Srinivasan has made a series of serious allegations against Vembu in court, including claims that he abandoned their autistic son and transferred ownership of Zoho assets without her consent. The couple separated before Vembu moved to India in 2019.
An academician and entrepreneur, Srinivasan is a recognised name in the US healthcare technology space. Now 58, she holds a PhD in electrical and computer engineering from Purdue University and was born and raised in New York. She married Vembu in 1993, four years after he moved to the US to pursue his PhD at Princeton University.
A bitter divorce dispute
Vembu began his professional career at Qualcomm, and the couple lived in California for close to 30 years. They have a 26-year-old son who has been diagnosed with autism.
In 1996, Vembu co-founded a software company called AdventNet along with his brothers and close associate Tony Thomas. The company was later rebranded as Zoho Corporation in 2009. According to filings, differences over the ownership and control of Zoho’s assets are believed to have played a key role in the breakdown of the marriage.
Vembu relocated from Silicon Valley to his native village of Mathalamparai in Tamil Nadu in 2019. A source close to Srinivasan told Forbes that Vembu informed her over WhatsApp around November 2020 that he wanted a divorce, before formally filing papers in August 2021.
In her court submissions, Srinivasan alleged that Vembu left the US permanently in 2020, abandoning both her and their special-needs son. She also stated that she financially supported the family during the early years of their marriage.

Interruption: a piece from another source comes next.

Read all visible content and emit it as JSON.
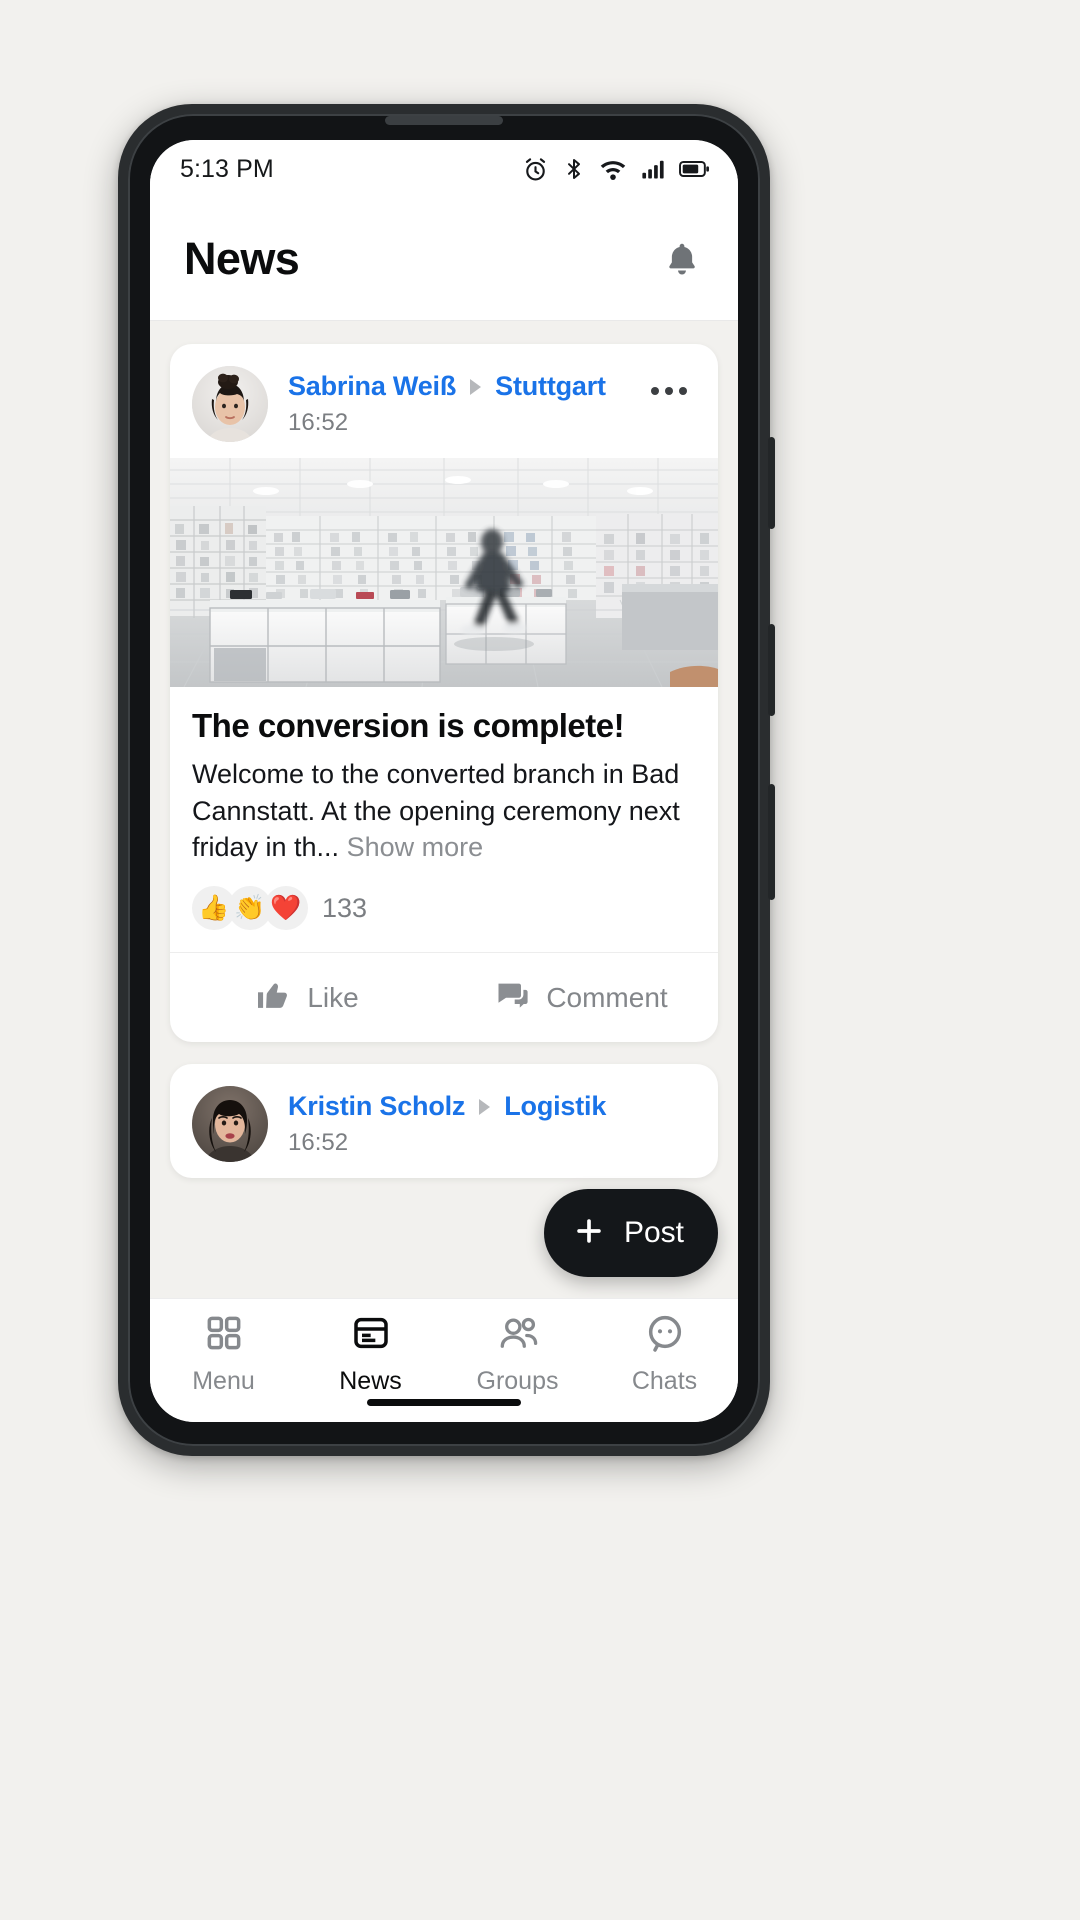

One of the central issues in the case is Srinivasan’s claim that Vembu transferred Zoho’s intellectual property and shareholding to his siblings in India through a series of complex transactions, without her knowledge or approval. She has argued that the transfers violated California’s community property laws, which require assets acquired during a marriage to be divided equally in the event of a divorce, regardless of where those assets are located.
“My husband not only abandoned his son and me with special needs in 2020, but also made fictitious transfers of our most valuable community asset to his family members without paying any consideration and without my consent,” Srinivasan said in court filings.
Vembu, however, has strongly denied the allegations. In a detailed post on X in 2023, he dismissed claims that he had abandoned his wife and son.
“It is complete fiction to say I financially abandoned Pramila and my son. They enjoy a far richer life than I do. I have supported them fully, my US salary for the past three years has been with her, and I gave our house to her. Her foundation is also supported by Zoho,” Vembu wrote.
Who is Pramila Srinivasan?
Srinivasan currently lives with her son in the San Francisco Bay Area. In 2007, she founded MedicalMine, a healthcare technology firm focused on electronic health records and practice management systems.
She is also the founder of The Brain Foundation, a non-profit organisation that supports autism research, treatment and community outreach. According to the foundation’s website, Srinivasan oversees its daily operations and manages volunteers and programme participants.
The foundation states that its work is driven by her goal to advance medical research that could eventually lead to FDA-approved therapies for conditions associated with developmental and mental health disorders.
The reported $1.7 billion bond order followed an ex parte application filed by Srinivasan in November 2024. However, Vembu’s lawyer, Christopher C. Melcher, has said the January 2025 order is under appeal and described the allegations made against his client as “outrageously false”.
The divorce case has seen multiple legal twists over the years and continues to remain under scrutiny.